Thiago Dessena Cardoso
No Brasil, ainda há pouco apoio e pressão necessários para a aprovação de novas regulamentações envolvendo a cannabis. Isso porque, há anos, convivemos com uma ideia errônea de que a planta faz com que as pessoas se tornem violentas, percam neurônios, ou até mesmo de que é uma porta de entrada para outras drogas. A regulamentação não avança no país por diversos fatores, mas podemos dizer que o principal deles é o estigma em torno do tema.
Hoje, o cenário em relação aos medicamentos derivados da cannabis no Brasil é complexo. O tratamento médico à base desses produtos não é proibido, contudo, a matéria-prima não pode ser cultivada em solo brasileiro, tendo que ser importada de outros países. Isso foi determinado pela Anvisa por meio das primeiras RDCs 17/2015, 327/2019 e 335/2020.

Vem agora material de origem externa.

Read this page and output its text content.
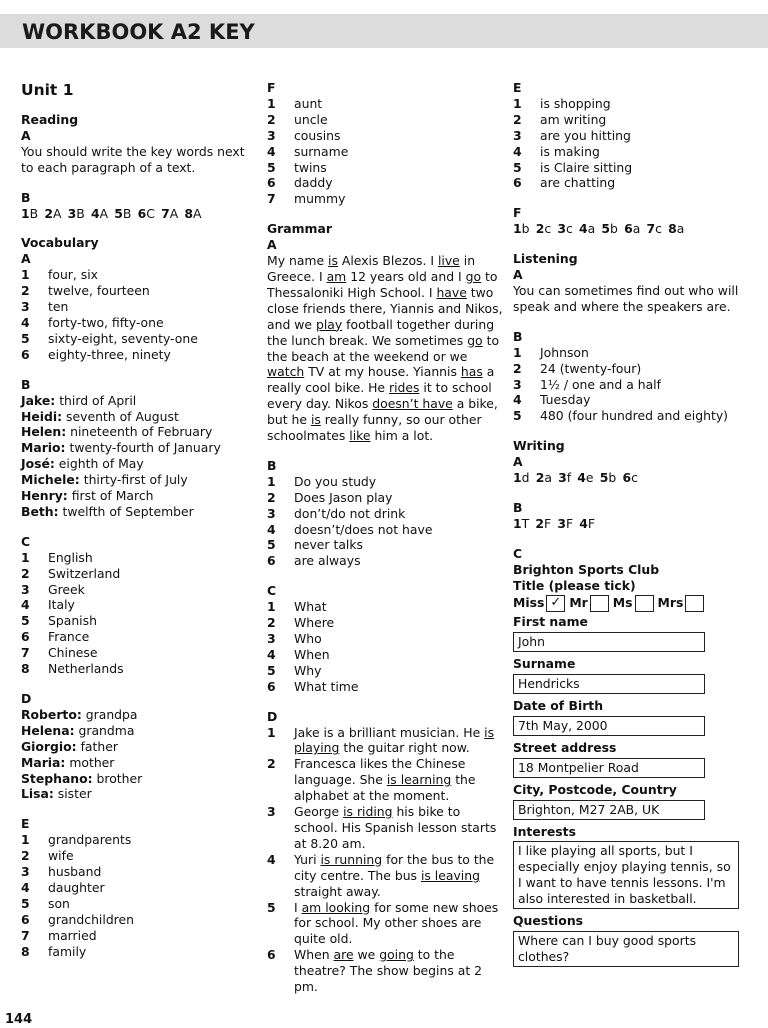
WORKBOOK A2 KEY
Unit 1
Reading
A
You should write the key words next to each paragraph of a text.
B
1B 2A 3B 4A 5B 6C 7A 8A
Vocabulary
A
1	four, six
2	twelve, fourteen
3	ten
4	forty-two, fifty-one
5	sixty-eight, seventy-one
6	eighty-three, ninety
B
Jake: third of April
Heidi: seventh of August
Helen: nineteenth of February
Mario: twenty-fourth of January
José: eighth of May
Michele: thirty-first of July
Henry: first of March
Beth: twelfth of September
C
1	English
2	Switzerland
3	Greek
4	Italy
5	Spanish
6	France
7	Chinese
8	Netherlands
D
Roberto: grandpa
Helena: grandma
Giorgio: father
Maria: mother
Stephano: brother
Lisa: sister
E
1	grandparents
2	wife
3	husband
4	daughter
5	son
6	grandchildren
7	married
8	family
F
1	aunt
2	uncle
3	cousins
4	surname
5	twins
6	daddy
7	mummy
Grammar
A
My name is Alexis Blezos. I live in Greece. I am 12 years old and I go to Thessaloniki High School. I have two close friends there, Yiannis and Nikos, and we play football together during the lunch break. We sometimes go to the beach at the weekend or we watch TV at my house. Yiannis has a really cool bike. He rides it to school every day. Nikos doesn’t have a bike, but he is really funny, so our other schoolmates like him a lot.
B
1	Do you study
2	Does Jason play
3	don’t/do not drink
4	doesn’t/does not have
5	never talks
6	are always
C
1	What
2	Where
3	Who
4	When
5	Why
6	What time
D
1	Jake is a brilliant musician. He is playing the guitar right now.
2	Francesca likes the Chinese language. She is learning the alphabet at the moment.
3	George is riding his bike to school. His Spanish lesson starts at 8.20 am.
4	Yuri is running for the bus to the city centre. The bus is leaving straight away.
5	I am looking for some new shoes for school. My other shoes are quite old.
6	When are we going to the theatre? The show begins at 2 pm.
E
1	is shopping
2	am writing
3	are you hitting
4	is making
5	is Claire sitting
6	are chatting
F
1b 2c 3c 4a 5b 6a 7c 8a
Listening
A
You can sometimes find out who will speak and where the speakers are.
B
1	Johnson
2	24 (twenty-four)
3	1½ / one and a half
4	Tuesday
5	480 (four hundred and eighty)
Writing
A
1d 2a 3f 4e 5b 6c
B
1T 2F 3F 4F
C
Brighton Sports Club
Title (please tick)
Miss ✓ Mr Ms Mrs
First name
John
Surname
Hendricks
Date of Birth
7th May, 2000
Street address
18 Montpelier Road
City, Postcode, Country
Brighton, M27 2AB, UK
Interests
I like playing all sports, but I especially enjoy playing tennis, so I want to have tennis lessons. I'm also interested in basketball.
Questions
Where can I buy good sports clothes?
144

Ainda há muita resistência nesse próprio órgão e no Congresso Nacional em relação ao cultivo, pois muitos acreditam que isso abriria portas para uma regulamentação do uso adulto no Brasil, e que não existe um preparo estrutural no país para controlar o funcionamento dessas plantações. Os exemplos de outras nações que implementaram o cultivo para fins medicinais, além da descrição do PL 399 que visa viabilizar o plantio no país, mostram como essas duas suposições são precipitadas.
É uma pena que tenham tantas limitações, porque todas as esferas da sociedade poderiam ser impactadas com uma regulamentação mais ampla. A cannabis para uso medicinal, por exemplo, atingiria diretamente milhares de pessoas e famílias, trazendo mais saúde e melhores condições de vida. Economicamente, poderia proporcionar um mercado capaz de movimentar bilhões de reais, podendo ser revertidos para políticas públicas sociais, ambientais, educacionais, entre outras.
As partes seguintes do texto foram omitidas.